Persisting back pain

  • The common term for persisting pain is chronic pain, The term chronic does not mean ‘worse’ it is actually just a general term for pain that has gone on for longer than 3 months.
  • How we respond to back pain might play a role in how long it lasts. If you change what you do in terms of activity such as avoiding things or think very negatively about your pain and your recovery
  • We could see persisting back pain as our protective systems, in this case pain, doing its job too well.
  • Although pain is normal and a good thing, we could see it a lot like red wine. A little bit is great, but sometimes we can have too much of a good thing and it leaves us with a hangover.
  • Persisting pain is currently seen as problem of the protective system itself rather than simply reflective of the state of your body.
  • The more we work the mechanisms that contribute to pain the stronger they can get. It’s a bit like working your bicep in the gym.
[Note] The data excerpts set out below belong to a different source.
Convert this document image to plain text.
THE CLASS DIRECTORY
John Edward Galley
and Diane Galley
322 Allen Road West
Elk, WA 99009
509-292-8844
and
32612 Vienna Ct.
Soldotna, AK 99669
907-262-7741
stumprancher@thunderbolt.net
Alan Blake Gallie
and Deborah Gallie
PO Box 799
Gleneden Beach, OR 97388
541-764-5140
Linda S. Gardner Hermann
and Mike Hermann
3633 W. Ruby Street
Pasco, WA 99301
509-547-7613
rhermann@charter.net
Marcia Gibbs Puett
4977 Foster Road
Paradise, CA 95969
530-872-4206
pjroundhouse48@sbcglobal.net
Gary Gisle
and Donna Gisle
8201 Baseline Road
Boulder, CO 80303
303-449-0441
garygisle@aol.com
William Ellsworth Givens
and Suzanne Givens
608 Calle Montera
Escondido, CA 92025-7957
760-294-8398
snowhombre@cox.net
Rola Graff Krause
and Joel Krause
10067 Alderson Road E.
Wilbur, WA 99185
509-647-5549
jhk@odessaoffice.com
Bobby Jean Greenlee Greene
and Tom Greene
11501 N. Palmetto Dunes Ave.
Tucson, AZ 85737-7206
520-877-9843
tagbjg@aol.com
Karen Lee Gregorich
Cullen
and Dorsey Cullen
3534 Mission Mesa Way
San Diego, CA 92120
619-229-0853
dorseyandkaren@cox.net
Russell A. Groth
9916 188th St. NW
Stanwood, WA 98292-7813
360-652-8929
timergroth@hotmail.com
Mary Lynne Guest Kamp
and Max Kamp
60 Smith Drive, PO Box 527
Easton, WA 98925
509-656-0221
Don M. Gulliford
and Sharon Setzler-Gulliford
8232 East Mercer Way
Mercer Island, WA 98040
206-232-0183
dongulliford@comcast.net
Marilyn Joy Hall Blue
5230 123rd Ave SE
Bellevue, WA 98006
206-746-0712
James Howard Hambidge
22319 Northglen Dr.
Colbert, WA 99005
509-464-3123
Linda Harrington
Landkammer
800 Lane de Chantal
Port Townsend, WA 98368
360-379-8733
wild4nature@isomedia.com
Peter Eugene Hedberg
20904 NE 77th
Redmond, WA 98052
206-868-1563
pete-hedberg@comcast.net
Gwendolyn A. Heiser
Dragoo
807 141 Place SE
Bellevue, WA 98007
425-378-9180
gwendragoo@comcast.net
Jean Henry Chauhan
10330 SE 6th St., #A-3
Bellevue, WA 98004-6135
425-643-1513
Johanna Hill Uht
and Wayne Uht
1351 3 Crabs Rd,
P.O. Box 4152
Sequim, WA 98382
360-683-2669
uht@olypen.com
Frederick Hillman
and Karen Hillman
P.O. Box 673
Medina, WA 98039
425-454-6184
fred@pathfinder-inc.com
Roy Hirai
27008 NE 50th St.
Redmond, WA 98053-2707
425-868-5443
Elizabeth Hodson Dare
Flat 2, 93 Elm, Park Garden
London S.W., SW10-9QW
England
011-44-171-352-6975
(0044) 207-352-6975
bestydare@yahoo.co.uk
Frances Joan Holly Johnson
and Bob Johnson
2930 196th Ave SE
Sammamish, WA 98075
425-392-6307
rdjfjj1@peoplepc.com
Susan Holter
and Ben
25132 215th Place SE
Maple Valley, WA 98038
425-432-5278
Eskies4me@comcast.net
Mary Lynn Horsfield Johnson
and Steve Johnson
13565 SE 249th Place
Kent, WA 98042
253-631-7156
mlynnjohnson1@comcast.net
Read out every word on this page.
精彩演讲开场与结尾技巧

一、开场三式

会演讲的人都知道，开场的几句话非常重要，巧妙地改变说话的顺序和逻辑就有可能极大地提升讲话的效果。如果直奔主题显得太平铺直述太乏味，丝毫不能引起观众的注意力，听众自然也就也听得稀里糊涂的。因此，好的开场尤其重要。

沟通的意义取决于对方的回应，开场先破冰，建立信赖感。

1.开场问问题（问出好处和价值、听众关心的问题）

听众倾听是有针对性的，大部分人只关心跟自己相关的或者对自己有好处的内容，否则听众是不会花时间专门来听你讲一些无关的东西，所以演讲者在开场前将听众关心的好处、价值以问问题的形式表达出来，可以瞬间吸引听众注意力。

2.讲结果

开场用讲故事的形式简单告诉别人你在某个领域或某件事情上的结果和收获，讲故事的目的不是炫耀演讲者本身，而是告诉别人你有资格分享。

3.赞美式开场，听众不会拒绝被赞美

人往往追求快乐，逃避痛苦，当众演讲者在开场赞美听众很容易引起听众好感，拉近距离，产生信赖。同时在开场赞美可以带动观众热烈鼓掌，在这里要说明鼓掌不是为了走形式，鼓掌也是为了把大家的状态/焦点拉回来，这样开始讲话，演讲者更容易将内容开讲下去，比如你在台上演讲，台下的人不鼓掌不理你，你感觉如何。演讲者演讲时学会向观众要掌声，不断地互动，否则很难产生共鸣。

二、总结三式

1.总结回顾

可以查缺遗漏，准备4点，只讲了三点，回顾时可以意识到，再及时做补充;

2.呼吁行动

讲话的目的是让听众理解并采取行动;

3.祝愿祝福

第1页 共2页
Just like your muscles the protective system can adapt and get better at protecting you.
  • Unfortunately this means that the things that did not used to cause you pain now can do and may explain why you can be very sensitive to things that used to be normal.
  • All of this does not mean you can't get better but it is not as simple as finding an 'off' switch.

Clinicians advice

  • Sheren Gaulbert - Stay connected with people who matter in your life/engage in activities you value
  • Karen Litzy - Don't consider yourself broken or damaged goods
  • Ash James - Its often better to be at work than at home. You will move more and rest less and get back to normal stuff sooner
  • Kjartan Vibe Fersum - Important to have a shared plan (with your therapist) to move forward with
  • Tom Goom - It’s good to experiment with movement, relax into it and see what helps pain and stiffness. Movement is medicine, and like medicine it has a dosage, experimentation is needed to find the right dose for you
  • Claire Higgins - Your back is designed to be strong. It can so easily be visualised by patients to be a stack of blocks which could be "crushed" or "topple" at any moment. Education on how our backs are super strong and to trust in them is important.
  • Claire Higgins - Focus on the things which turn your pain down, restoring balance e.g. exercise, meeting friends for coffee, being in the great outdoors.